AutoDoc
This project was automatically generated using the LINCC-Frameworks python-project-template. For more information about the project template see the documentation.
Dev Guide - Getting Started
Before installing any dependencies or writing code, it's a great idea to create a
virtual environment. We recommend using conda
to manage virtual
environments. If you have conda installed locally, you can run the following to
create and activate a new environment.
>> conda create env -n <env_name> python=3.8
>> conda activate <env_name>
Once you have created a new environment, you can install this project for local development using the following commands:
>> pip install -e .'[dev,pipelines]'
>> pre-commit install
>> conda install pandoc
Notes:
- The single quotes around
'[dev]'
may not be required for your operating system. - Look at
pyproject.toml
for other optional dependencies, e.g. you can dopip install -e ."[dev,pipelines,cuda]"

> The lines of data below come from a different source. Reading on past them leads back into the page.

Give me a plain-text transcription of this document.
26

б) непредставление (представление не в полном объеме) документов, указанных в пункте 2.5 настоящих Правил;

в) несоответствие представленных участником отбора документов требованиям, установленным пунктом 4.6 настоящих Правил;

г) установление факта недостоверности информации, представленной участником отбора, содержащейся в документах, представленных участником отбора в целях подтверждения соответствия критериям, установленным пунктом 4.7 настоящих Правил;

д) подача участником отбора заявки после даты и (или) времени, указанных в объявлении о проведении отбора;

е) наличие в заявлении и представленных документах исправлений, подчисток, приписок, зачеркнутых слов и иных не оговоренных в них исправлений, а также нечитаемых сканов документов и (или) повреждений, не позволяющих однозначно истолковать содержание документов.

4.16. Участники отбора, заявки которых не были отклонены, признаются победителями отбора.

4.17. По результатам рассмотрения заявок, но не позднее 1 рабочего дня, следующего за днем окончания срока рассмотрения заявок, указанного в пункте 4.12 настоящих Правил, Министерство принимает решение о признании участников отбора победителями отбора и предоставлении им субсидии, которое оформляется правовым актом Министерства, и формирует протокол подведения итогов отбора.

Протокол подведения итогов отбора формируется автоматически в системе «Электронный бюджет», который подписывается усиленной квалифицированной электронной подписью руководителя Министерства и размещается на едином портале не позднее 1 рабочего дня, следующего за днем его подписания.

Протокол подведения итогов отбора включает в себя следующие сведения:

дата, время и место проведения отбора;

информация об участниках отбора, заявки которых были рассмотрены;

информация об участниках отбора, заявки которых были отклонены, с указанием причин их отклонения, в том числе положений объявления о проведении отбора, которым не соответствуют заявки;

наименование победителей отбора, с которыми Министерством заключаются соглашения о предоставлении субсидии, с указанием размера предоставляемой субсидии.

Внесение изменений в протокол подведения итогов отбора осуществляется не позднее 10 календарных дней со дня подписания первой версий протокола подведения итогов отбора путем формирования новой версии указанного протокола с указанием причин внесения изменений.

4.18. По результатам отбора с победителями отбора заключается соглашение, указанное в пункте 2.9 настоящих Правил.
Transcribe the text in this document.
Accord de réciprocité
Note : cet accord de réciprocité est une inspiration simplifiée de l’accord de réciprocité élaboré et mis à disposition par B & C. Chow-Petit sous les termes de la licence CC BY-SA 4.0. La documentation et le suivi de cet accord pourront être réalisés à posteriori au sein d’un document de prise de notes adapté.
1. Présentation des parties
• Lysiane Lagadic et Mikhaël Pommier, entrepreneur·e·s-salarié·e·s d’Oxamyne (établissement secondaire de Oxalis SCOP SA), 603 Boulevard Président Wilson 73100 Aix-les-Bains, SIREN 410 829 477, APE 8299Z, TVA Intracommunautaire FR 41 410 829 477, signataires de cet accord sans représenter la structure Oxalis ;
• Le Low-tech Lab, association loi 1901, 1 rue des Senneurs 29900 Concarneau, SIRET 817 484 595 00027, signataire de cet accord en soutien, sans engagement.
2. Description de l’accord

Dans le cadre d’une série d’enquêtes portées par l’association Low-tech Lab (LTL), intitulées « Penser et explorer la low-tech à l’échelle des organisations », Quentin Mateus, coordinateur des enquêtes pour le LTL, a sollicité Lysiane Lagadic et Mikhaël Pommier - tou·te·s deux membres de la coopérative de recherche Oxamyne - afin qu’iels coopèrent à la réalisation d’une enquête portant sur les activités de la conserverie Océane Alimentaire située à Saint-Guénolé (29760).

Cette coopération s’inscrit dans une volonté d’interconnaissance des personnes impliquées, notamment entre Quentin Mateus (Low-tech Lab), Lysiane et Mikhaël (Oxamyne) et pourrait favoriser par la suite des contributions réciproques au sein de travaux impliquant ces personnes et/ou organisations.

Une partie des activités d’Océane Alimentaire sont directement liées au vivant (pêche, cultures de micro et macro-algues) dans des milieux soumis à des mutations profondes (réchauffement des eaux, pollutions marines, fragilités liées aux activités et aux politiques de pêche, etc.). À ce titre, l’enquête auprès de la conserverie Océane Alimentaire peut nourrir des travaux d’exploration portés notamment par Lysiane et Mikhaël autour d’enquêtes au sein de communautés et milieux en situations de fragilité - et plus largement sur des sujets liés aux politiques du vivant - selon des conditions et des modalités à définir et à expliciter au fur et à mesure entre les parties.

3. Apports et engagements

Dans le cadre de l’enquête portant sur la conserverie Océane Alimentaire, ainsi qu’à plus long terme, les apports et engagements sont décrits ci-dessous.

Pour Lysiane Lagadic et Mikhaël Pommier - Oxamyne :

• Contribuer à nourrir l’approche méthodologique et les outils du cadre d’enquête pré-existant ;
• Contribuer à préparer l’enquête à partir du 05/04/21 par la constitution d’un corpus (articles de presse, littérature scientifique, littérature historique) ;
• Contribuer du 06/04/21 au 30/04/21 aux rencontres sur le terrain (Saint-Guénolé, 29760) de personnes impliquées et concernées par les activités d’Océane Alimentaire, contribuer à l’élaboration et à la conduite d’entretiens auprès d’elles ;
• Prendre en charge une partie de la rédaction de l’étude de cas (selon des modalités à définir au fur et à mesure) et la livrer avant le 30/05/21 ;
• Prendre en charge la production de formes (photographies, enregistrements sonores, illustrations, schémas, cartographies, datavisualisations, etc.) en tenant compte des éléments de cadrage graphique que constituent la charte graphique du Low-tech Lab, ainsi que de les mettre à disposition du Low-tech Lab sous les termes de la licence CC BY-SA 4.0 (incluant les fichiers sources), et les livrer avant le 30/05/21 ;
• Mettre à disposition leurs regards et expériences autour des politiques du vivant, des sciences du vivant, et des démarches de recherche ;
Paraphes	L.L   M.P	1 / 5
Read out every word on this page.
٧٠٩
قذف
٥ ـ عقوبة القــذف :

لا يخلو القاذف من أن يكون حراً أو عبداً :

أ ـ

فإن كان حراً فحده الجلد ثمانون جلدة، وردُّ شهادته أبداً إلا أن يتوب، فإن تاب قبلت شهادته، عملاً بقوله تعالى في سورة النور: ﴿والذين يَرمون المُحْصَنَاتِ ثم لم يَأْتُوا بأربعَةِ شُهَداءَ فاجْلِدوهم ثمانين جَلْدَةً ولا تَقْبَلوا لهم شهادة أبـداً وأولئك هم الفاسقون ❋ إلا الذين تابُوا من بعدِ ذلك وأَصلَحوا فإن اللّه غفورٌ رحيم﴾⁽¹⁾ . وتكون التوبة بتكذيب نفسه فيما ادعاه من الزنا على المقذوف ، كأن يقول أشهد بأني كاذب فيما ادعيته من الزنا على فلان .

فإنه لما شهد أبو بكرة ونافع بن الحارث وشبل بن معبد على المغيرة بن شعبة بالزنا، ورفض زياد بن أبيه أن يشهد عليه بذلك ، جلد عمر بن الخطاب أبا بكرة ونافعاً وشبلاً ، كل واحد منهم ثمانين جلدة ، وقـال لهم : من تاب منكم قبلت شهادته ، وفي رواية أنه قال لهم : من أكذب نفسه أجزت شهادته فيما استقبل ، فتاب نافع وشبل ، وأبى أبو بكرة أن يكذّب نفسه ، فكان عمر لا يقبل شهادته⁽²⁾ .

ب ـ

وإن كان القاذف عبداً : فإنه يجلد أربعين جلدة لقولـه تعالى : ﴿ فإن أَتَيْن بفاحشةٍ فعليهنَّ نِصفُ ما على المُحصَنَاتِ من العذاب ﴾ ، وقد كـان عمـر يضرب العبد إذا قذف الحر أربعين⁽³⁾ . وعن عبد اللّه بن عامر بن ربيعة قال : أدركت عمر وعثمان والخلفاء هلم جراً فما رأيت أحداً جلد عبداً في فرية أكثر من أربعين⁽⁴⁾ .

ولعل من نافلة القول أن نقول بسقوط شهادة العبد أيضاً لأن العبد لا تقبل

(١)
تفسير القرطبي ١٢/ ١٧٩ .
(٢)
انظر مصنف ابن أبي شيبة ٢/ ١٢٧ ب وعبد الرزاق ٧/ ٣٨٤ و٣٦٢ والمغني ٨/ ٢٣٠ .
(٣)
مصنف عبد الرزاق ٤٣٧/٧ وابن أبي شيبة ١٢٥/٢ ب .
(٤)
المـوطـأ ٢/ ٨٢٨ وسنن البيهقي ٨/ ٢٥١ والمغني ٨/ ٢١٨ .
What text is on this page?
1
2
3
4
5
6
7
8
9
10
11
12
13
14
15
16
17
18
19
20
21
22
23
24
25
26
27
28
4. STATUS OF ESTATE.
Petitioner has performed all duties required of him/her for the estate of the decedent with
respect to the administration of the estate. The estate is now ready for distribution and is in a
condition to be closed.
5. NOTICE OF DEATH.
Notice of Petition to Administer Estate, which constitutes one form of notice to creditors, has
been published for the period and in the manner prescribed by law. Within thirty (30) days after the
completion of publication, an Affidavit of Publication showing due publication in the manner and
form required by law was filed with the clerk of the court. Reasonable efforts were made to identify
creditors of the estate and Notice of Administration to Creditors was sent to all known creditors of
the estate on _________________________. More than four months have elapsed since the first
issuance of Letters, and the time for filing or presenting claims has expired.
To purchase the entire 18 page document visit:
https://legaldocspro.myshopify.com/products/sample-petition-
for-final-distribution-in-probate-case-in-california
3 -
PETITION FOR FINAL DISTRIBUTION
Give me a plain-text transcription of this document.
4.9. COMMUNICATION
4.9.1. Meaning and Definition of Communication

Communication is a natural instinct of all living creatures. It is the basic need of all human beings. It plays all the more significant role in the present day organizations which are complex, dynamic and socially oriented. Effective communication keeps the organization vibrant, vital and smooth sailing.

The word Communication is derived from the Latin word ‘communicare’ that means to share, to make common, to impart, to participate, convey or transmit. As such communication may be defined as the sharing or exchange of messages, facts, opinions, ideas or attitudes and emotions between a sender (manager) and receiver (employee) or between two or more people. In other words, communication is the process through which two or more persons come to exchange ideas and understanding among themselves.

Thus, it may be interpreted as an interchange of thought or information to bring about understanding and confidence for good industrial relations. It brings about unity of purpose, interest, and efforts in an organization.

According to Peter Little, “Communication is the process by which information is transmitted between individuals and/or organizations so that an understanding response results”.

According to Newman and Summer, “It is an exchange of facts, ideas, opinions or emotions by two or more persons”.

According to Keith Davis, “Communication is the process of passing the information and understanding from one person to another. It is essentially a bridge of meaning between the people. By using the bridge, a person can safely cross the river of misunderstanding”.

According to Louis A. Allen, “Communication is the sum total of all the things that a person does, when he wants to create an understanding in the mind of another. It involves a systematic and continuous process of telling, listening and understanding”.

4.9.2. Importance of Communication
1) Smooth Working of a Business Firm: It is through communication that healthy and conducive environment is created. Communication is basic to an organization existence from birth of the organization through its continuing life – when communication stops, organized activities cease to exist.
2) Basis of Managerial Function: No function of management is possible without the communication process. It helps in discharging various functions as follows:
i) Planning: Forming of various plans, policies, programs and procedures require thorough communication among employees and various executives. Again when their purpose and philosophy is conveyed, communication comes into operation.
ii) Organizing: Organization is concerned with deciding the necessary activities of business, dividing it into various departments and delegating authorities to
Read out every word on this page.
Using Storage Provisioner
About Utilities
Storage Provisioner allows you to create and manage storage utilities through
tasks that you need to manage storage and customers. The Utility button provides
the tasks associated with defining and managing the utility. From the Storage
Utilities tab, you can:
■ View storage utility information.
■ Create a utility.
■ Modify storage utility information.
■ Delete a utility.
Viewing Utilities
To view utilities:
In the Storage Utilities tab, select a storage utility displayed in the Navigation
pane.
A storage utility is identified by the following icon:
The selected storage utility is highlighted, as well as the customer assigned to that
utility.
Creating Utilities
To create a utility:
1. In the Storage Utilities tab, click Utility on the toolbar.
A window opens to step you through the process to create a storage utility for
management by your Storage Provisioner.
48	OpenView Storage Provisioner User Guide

if you want to use CUDA. -
pre-commit install
will initialize pre-commit for this local repository, so that a set of tests will be run prior to completing a local commit. For more information, see the Python Project Template documentation on pre-commit - Install
pandoc
allows you to verify that automatic rendering of Jupyter notebooks into documentation for ReadTheDocs works as expected. For more information, see the Python Project Template documentation on Sphinx and Python Notebooks
Running AzureML pipelines
This repo contains the evaluation and training pipelines for AutoDoc.
Prerequisites
Add the ML extension:
az extension add --name ml
Configure the CLI:
az login
az account set --subscription "<your subscription name>"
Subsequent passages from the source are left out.